しかし、もっともインパクトがあったのはポータブルアンプのPHA-3だ。これは、その名前通り3世代目の製品だ。

ウォークマン ZX2にPHA-3を接続して聞けば正直、たいていの人間なら「ものの10秒で違いがわかる」ほど、ZX2単体と比較して音質が向上していると感じることだろう。ちなみに、

「オレなら0.001秒」

宇宙刑事ギャバンが蒸着するぐらいの時間で判断がつく。なお、ここで記載した時間は音質の違いのインパクトから感覚的に導かれた数値で、地球人類が一般的に使う時間とは異なる。それほどに、この違いにはインパクトがあった。

ZX2よりも存在感がある大きさのPHA-3。音のインパクトも絶大

さて、PHA-3では圧倒的に音の存在感、コントラストが増し、しかも精緻な音になっているのだ。ZX2をもってしても単体再生では聞きとりにくい微妙な音の表現もPHA-3を介せば明確に把握できそうだ。

これには、DACにESS社のES9018を搭載しているおかげもあるだろう。このチップはハイエンド機器で定番的に使われているものだ。

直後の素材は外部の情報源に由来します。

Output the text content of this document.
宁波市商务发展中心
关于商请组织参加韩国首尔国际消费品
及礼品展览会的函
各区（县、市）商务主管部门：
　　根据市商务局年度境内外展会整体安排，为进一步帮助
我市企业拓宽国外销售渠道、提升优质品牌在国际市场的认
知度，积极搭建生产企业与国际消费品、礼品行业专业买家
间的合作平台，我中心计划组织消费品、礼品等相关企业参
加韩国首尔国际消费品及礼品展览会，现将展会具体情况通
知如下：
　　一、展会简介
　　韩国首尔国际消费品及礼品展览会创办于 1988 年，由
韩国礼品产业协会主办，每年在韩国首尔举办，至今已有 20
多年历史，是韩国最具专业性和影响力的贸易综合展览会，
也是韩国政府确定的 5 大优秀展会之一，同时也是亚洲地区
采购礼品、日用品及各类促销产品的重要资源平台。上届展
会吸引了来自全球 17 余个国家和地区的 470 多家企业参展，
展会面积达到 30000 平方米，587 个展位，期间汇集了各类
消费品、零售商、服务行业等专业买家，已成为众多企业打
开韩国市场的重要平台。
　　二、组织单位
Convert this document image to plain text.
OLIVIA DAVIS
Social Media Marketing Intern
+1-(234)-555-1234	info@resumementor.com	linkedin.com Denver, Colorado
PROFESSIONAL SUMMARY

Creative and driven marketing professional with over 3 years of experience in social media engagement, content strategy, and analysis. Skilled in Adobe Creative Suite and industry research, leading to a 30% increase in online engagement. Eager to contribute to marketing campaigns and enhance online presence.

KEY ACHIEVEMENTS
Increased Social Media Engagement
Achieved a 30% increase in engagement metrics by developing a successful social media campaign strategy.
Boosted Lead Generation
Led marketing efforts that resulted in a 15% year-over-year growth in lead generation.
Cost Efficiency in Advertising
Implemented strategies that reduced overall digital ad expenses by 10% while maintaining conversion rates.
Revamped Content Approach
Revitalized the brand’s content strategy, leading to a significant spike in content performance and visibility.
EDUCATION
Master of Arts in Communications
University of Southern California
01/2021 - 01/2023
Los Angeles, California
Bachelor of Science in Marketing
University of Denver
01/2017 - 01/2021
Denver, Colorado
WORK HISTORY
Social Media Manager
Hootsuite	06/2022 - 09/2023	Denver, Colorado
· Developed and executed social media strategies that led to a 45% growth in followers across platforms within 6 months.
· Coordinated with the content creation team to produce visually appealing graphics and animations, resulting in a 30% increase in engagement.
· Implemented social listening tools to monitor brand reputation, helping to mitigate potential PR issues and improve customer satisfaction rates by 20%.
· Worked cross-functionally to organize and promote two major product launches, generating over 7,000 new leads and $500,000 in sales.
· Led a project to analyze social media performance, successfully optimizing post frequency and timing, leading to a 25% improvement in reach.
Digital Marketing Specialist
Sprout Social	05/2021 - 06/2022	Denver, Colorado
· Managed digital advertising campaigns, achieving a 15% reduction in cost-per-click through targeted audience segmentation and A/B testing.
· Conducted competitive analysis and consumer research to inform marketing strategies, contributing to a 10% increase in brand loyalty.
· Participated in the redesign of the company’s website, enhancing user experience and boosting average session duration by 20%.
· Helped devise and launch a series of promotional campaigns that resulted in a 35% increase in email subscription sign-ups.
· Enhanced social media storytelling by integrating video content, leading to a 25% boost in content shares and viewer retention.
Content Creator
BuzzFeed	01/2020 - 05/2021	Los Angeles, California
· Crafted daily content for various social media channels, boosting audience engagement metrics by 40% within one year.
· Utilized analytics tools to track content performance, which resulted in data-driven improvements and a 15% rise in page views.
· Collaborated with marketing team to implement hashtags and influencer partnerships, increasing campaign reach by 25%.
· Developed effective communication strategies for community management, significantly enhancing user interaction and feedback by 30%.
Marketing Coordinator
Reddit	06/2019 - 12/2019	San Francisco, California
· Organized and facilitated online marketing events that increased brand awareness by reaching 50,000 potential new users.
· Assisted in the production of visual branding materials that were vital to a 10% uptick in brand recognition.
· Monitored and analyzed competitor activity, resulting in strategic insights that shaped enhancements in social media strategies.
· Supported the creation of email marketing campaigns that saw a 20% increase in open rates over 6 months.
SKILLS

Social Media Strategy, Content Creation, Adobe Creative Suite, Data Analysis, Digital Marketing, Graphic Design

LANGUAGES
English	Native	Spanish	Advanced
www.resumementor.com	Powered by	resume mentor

ちなみに、PHA-3はバランス出力に対応しており、バランス入力に対応した機器にL/Rを分けてバランス接続すると、一層、音の精緻さが増す。ちなみに、MDR-Z7もXBA-Z5もバランス入力に対応しており、PHA-3とバランス接続することで音の独立性や繊細な表現力がより増しているのを実感した。現在、PHA-3は実売で92,000円程度(税別)のようだが、それだけの価値はありそうだ。

以前、ソニーに遊びに行って、ZX2とZX1の比較試聴をしたとき、ソニーのオーディオ開発の人が「ZX2は音がよくなったけど、PHA-3も買ってほしいんですよねー」と言っていた。そのときは内心、「抱き合わせみたいにセコい商売するなよ」と思っていたが、実際の音を聴いた今はオレも「PHA-3も買って、この音を聞いてほしい」と思っている。

ハイレゾで高音質を楽しみたい人にオススメしたい、まさにヤヴァイデバイスだ。

入出力は物理スイッチで切り替えられる

バランス出力も可能なPHA-3

マイナビベアとPHA-3とZX2の音について語り合うオレ

ZX2の価値は?

今回試聴してみて、ウォークマン ZX2はまさに、ZX1から大きな進化をした高音質プレイヤーであることが再確認できた。その意味ではZX1を持っている人にもZX2をオススメしたい感じだ。また、ポータブルアンプのPHA-3も予想以上によかった。

今回、ソニーはなかなかハイレゾオーディオ市場に本気で、いいモノを作っていると感じることができたのがうれしかった。無人島に行くのに一つだけ何か持って行けるとしたら、今のオレはウォークマン ZX2を選ぶかもしれない。